Never get the silence at the start correctly #180

Closed curiousbee2020 closed 1 year ago

curiousbee2020 commented 1 year ago

I'm trying to transcribe any audio that begins with silence (e.g., https://www.youtube.com/watch?v=QzWCrkvbJo0) as follows:

import stable_whisper model = stable_whisper.load_model('base') result = model.transcribe("in1-vocals.wav", language="en", suppress_silence=True, vad=True) result.to_tsv("in2.out", segment_level=True, word_level=False)

in1-vocals.wav is the vocals only (minus any music/noise background). This file has silence for the first ~7 seconds.

in2.out.tsv always begins the first segment at <1 second mark but it should begin it at ~7 seconds.

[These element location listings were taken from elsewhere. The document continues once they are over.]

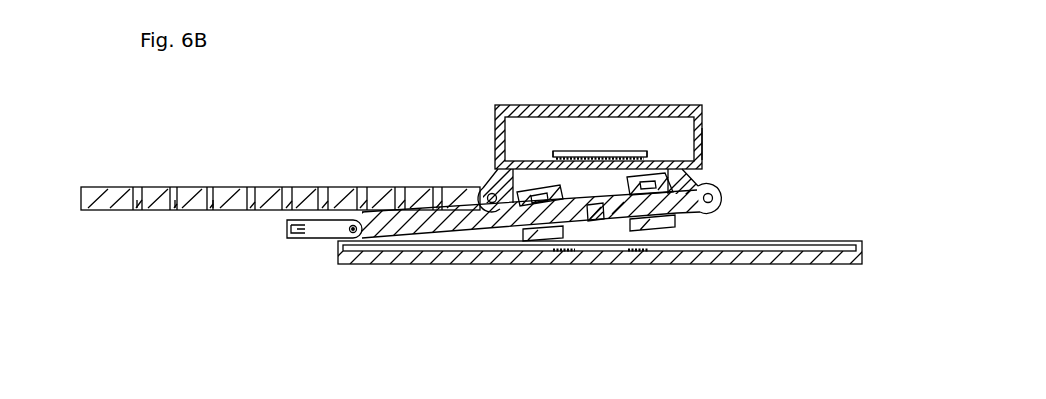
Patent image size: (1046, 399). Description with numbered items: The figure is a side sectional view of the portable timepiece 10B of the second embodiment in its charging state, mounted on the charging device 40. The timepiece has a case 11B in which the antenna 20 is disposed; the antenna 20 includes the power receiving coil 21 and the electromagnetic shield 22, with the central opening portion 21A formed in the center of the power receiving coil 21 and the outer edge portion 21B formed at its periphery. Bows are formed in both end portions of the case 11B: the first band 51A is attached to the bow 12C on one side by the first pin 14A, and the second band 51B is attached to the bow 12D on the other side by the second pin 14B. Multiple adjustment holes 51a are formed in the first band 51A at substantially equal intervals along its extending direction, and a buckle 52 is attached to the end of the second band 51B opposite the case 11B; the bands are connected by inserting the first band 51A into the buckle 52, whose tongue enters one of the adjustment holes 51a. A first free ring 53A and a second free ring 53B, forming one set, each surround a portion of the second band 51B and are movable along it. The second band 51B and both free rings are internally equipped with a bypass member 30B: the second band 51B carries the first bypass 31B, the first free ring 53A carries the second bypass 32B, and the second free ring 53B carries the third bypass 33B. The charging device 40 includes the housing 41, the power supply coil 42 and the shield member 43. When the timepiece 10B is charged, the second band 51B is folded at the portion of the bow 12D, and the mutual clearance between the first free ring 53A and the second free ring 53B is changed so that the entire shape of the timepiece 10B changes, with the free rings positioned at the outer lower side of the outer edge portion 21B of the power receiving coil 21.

The portable timepiece 10B is at (713, 93).
The case 11B is at (703, 125).
The bow 12C is at (498, 182).
The bow 12D is at (700, 178).
The first pin 14A is at (488, 197).
The second pin 14B is at (717, 197).
The antenna 20 is at (632, 137).
The power receiving coil 21 is at (703, 143).
The central opening portion 21A is at (647, 152).
The outer edge portion 21B is at (547, 152).
The electromagnetic shield 22 is at (613, 140).
The bypass member 30B is at (585, 193).
The first bypass 31B is at (595, 222).
The second bypass 32B is at (700, 217).
The third bypass 33B is at (535, 197).
The charging device 40 is at (768, 268).
The housing 41 is at (815, 264).
The power supply coil 42 is at (648, 252).
The shield member 43 is at (580, 251).
The first band 51A is at (198, 197).
The adjustment holes 51a is at (213, 208).
The second band 51B is at (618, 213).
The buckle 52 is at (308, 243).
The first free ring 53A is at (653, 190).
The second free ring 53B is at (547, 237).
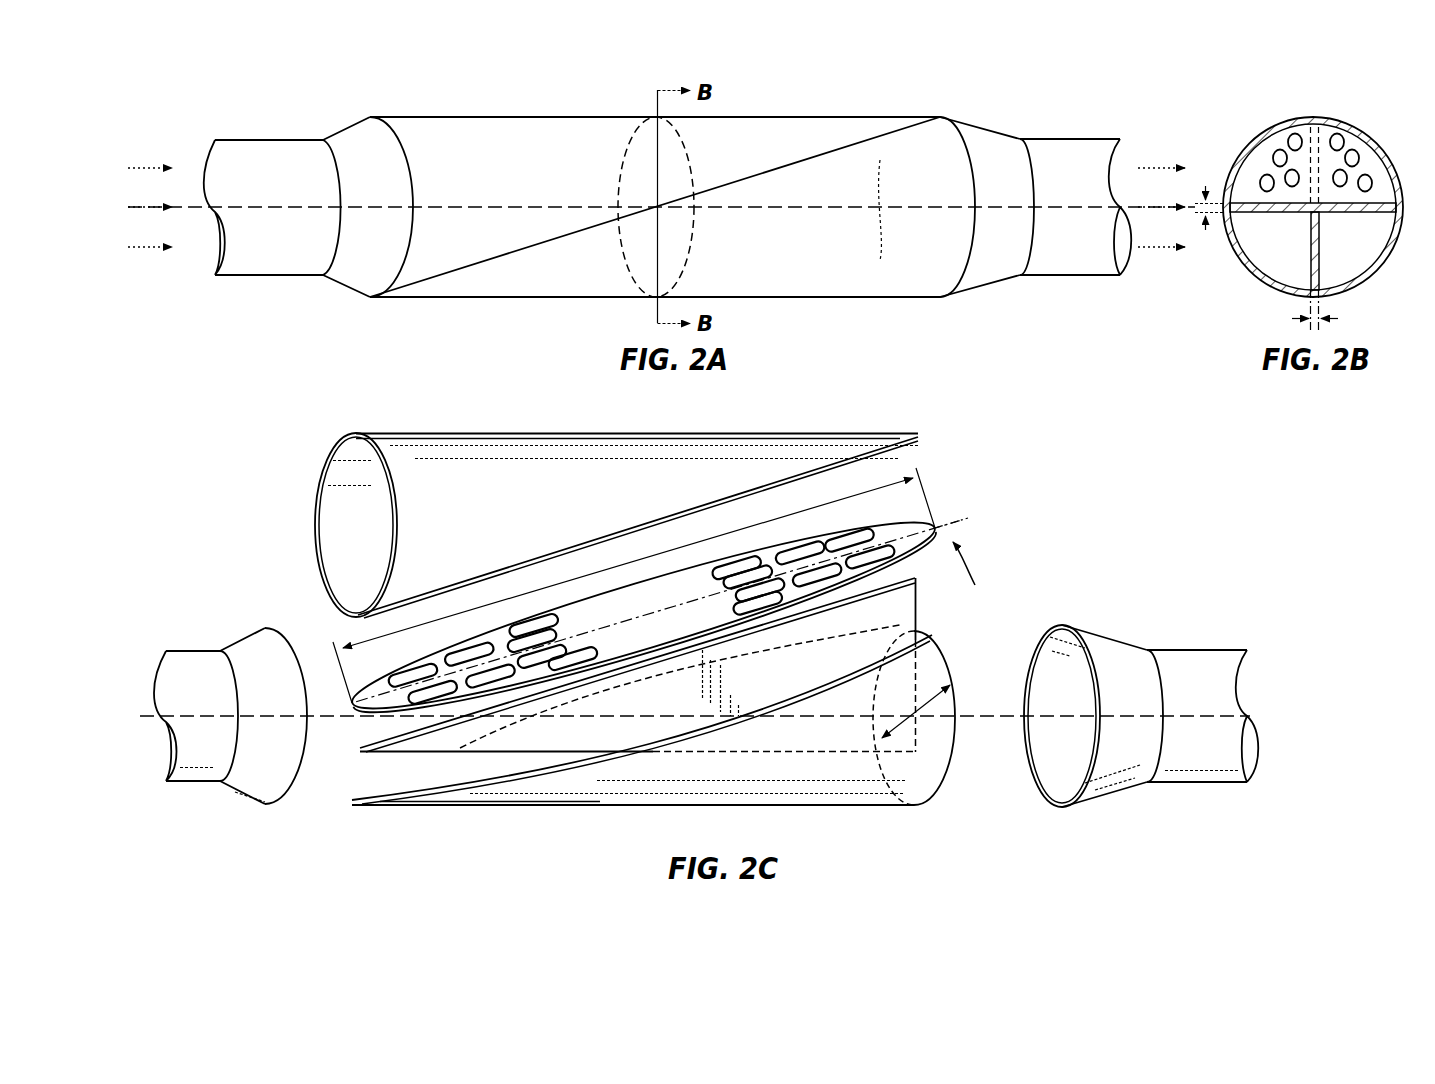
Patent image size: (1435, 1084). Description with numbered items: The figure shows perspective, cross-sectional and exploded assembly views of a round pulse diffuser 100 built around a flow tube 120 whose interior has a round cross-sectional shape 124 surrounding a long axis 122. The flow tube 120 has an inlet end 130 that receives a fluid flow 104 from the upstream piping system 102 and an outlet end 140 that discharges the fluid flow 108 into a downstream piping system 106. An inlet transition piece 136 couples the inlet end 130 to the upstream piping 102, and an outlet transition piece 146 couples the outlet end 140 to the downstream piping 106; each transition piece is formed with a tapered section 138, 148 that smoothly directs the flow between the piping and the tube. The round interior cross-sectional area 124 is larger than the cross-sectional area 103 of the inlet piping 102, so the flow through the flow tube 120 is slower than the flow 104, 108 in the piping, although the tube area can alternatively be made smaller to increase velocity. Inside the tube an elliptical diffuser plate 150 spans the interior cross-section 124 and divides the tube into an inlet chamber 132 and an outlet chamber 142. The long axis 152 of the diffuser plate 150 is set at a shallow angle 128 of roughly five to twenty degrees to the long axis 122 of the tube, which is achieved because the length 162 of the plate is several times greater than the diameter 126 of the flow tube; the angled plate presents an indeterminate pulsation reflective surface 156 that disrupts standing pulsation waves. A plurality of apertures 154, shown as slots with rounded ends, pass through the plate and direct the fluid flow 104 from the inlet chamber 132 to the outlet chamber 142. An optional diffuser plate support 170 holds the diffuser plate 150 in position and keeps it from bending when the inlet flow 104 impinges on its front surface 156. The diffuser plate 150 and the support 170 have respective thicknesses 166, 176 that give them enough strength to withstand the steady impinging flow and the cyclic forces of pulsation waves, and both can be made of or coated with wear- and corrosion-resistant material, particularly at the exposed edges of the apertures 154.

In FIG. 2A, the round pulse diffuser 100 is at (960, 92).
In FIG. 2C, the round pulse diffuser 100 is at (218, 476).
In FIG. 2A, the upstream piping system 102 is at (262, 138).
In FIG. 2C, the upstream piping system 102 is at (197, 651).
In FIG. 2C, the cross-sectional area of the inlet piping 103 is at (168, 750).
In FIG. 2A, the fluid flow 104 is at (155, 160).
In FIG. 2C, the fluid flow 104 is at (1250, 676).
In FIG. 2A, the downstream piping system 106 is at (1075, 139).
In FIG. 2C, the downstream piping system 106 is at (1205, 650).
In FIG. 2A, the fluid flow 108 is at (1157, 155).
In FIG. 2A, the flow tube 120 is at (530, 117).
In FIG. 2C, the flow tube 120 is at (835, 810).
In FIG. 2A, the long axis 122 is at (888, 210).
In FIG. 2A, the round cross-sectional shape 124 is at (690, 155).
In FIG. 2B, the round cross-sectional shape 124 is at (1233, 240).
In FIG. 2C, the diameter 126 is at (928, 708).
In FIG. 2C, the shallow angle 128 is at (986, 670).
In FIG. 2A, the inlet end 130 is at (372, 298).
In FIG. 2C, the inlet chamber 132 is at (352, 507).
In FIG. 2A, the inlet transition piece 136 is at (345, 122).
In FIG. 2C, the inlet transition piece 136 is at (244, 788).
In FIG. 2C, the tapered section 138 is at (240, 630).
In FIG. 2A, the outlet end 140 is at (958, 297).
In FIG. 2C, the outlet chamber 142 is at (928, 770).
In FIG. 2A, the outlet transition piece 146 is at (985, 128).
In FIG. 2C, the outlet transition piece 146 is at (1113, 642).
In FIG. 2C, the tapered section 148 is at (1118, 768).
In FIG. 2B, the elliptical diffuser plate 150 is at (1363, 160).
In FIG. 2C, the elliptical diffuser plate 150 is at (656, 613).
In FIG. 2C, the long axis of the elliptical diffuser plate 152 is at (957, 522).
In FIG. 2B, the apertures 154 is at (1281, 150).
In FIG. 2C, the apertures 154 is at (472, 650).
In FIG. 2C, the pulsation reflective surface 156 is at (652, 632).
In FIG. 2C, the length of the diffuser plate 162 is at (634, 585).
In FIG. 2B, the thickness of the diffuser plate 166 is at (1196, 200).
In FIG. 2B, the diffuser plate support 170 is at (1311, 258).
In FIG. 2C, the diffuser plate support 170 is at (703, 644).
In FIG. 2B, the thickness of the diffuser plate support 176 is at (1318, 328).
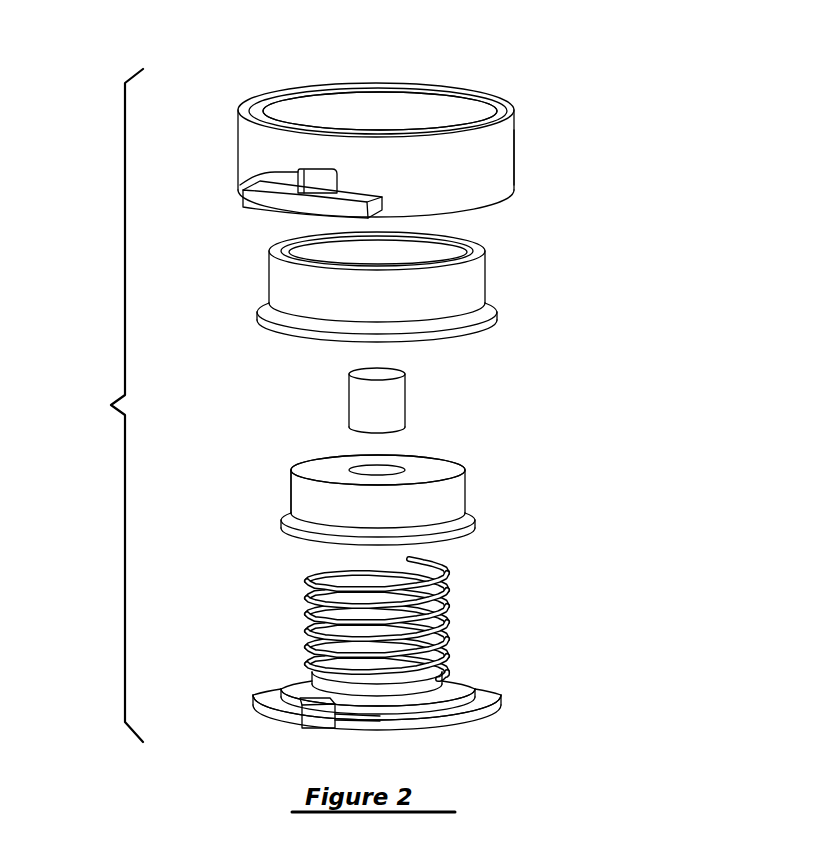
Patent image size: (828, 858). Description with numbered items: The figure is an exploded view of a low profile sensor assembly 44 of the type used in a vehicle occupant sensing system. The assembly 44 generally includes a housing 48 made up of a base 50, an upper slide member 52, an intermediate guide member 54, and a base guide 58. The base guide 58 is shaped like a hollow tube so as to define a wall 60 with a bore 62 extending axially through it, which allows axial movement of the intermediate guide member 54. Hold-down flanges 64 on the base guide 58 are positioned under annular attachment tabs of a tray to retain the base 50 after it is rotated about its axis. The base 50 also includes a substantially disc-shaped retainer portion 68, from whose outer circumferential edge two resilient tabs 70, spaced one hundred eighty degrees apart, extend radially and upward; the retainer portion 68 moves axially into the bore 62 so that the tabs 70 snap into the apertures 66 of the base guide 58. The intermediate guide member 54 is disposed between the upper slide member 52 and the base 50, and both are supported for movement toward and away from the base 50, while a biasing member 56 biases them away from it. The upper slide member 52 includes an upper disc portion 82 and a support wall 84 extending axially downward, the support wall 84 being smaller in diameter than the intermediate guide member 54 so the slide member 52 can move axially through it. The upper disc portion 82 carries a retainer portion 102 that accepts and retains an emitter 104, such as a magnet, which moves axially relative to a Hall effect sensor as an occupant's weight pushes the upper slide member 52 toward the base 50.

The low profile sensor assembly 44 is at (105, 405).
The housing 48 is at (578, 338).
The base 50 is at (487, 690).
The upper slide member 52 is at (440, 498).
The intermediate guide member 54 is at (480, 283).
The biasing member 56 is at (453, 608).
The base guide 58 is at (500, 133).
The wall 60 is at (503, 177).
The bore 62 is at (368, 92).
The hold-down flanges 64 is at (262, 203).
The apertures 66 is at (248, 186).
The retainer portion 68 is at (437, 721).
The resilient tabs 70 is at (302, 706).
The upper disc portion 82 is at (433, 468).
The support wall 84 is at (307, 498).
The retainer portion 102 is at (368, 468).
The emitter 104 is at (400, 404).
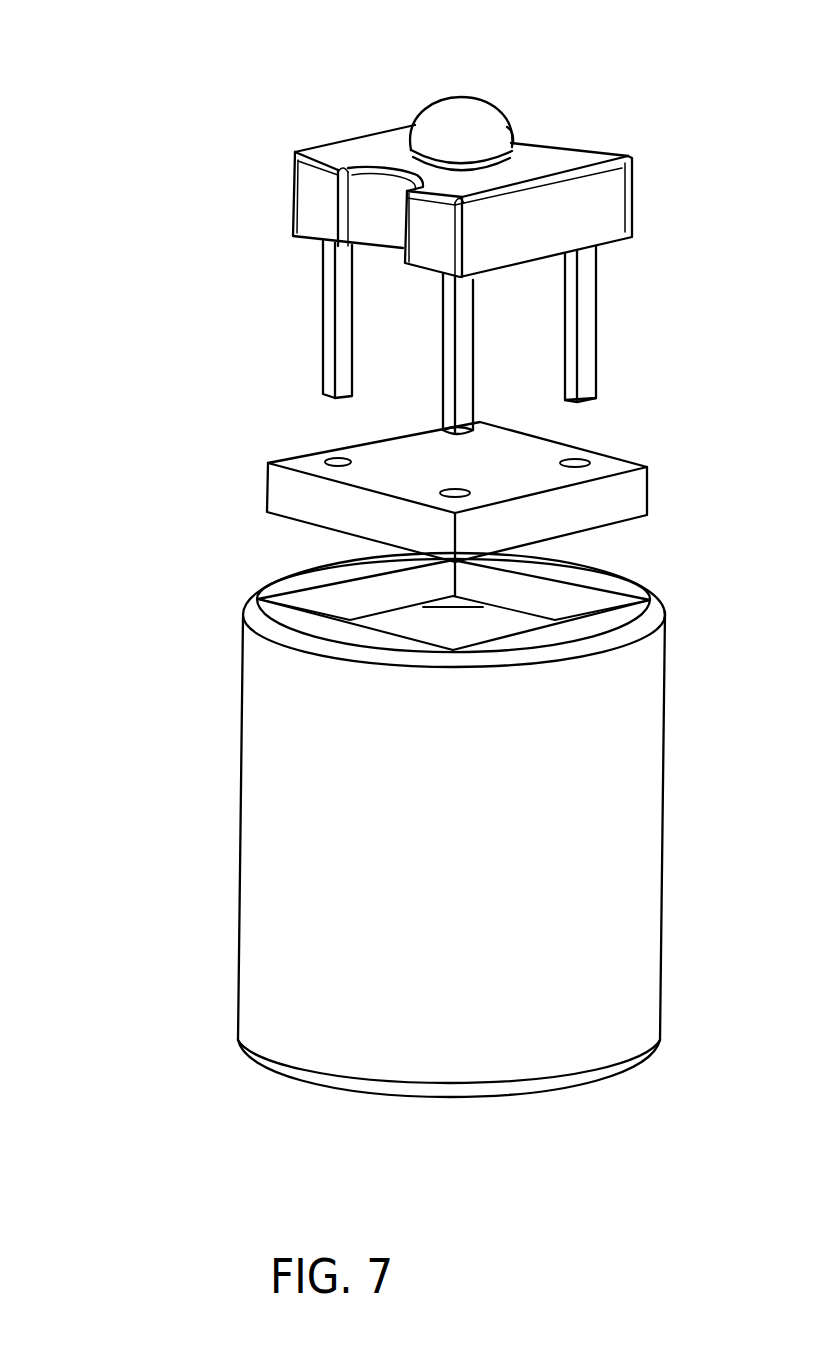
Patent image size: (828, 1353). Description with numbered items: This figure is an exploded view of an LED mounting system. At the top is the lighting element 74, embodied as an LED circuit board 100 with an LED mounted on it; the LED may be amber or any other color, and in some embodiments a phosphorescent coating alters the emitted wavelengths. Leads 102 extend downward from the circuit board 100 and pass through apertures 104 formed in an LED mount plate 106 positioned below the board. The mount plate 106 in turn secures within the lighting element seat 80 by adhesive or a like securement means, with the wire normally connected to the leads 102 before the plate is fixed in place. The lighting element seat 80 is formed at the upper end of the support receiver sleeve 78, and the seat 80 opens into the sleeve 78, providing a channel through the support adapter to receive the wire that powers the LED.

The lighting element 74 is at (389, 217).
The support receiver sleeve 78 is at (386, 819).
The lighting element seat 80 is at (335, 598).
The LED circuit board 100 is at (323, 197).
The leads 102 is at (467, 353).
The apertures 104 is at (455, 494).
The LED mount plate 106 is at (363, 494).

Anything I'm missing here?

Thanks!

jianfch commented 1 year ago

Hi, the first word would have a duration ~0.07 second because the audio was mark silent up to ~7.75 seconds. Since the new duration of word was below min_word_dur (0.1 second), the change was not applied.

Lowering min_word_dur to 0.01 will fix it (note changing min_word_dur only works in the recent commit/latest version 2.7.2+):

result = model.transcribe("in1-vocals.wav", language="en",vad=True, min_word_dur=0.01)

The alternate is to use clamp_max():

result.clamp_max()
curiousbee2020 commented 1 year ago

Thank you for clarifying! Appreciate your responses.

Changing the min_word_dur to 0.01 does not seem to work for me on its own. Calling result.clamp_max() fixed the issue for me though.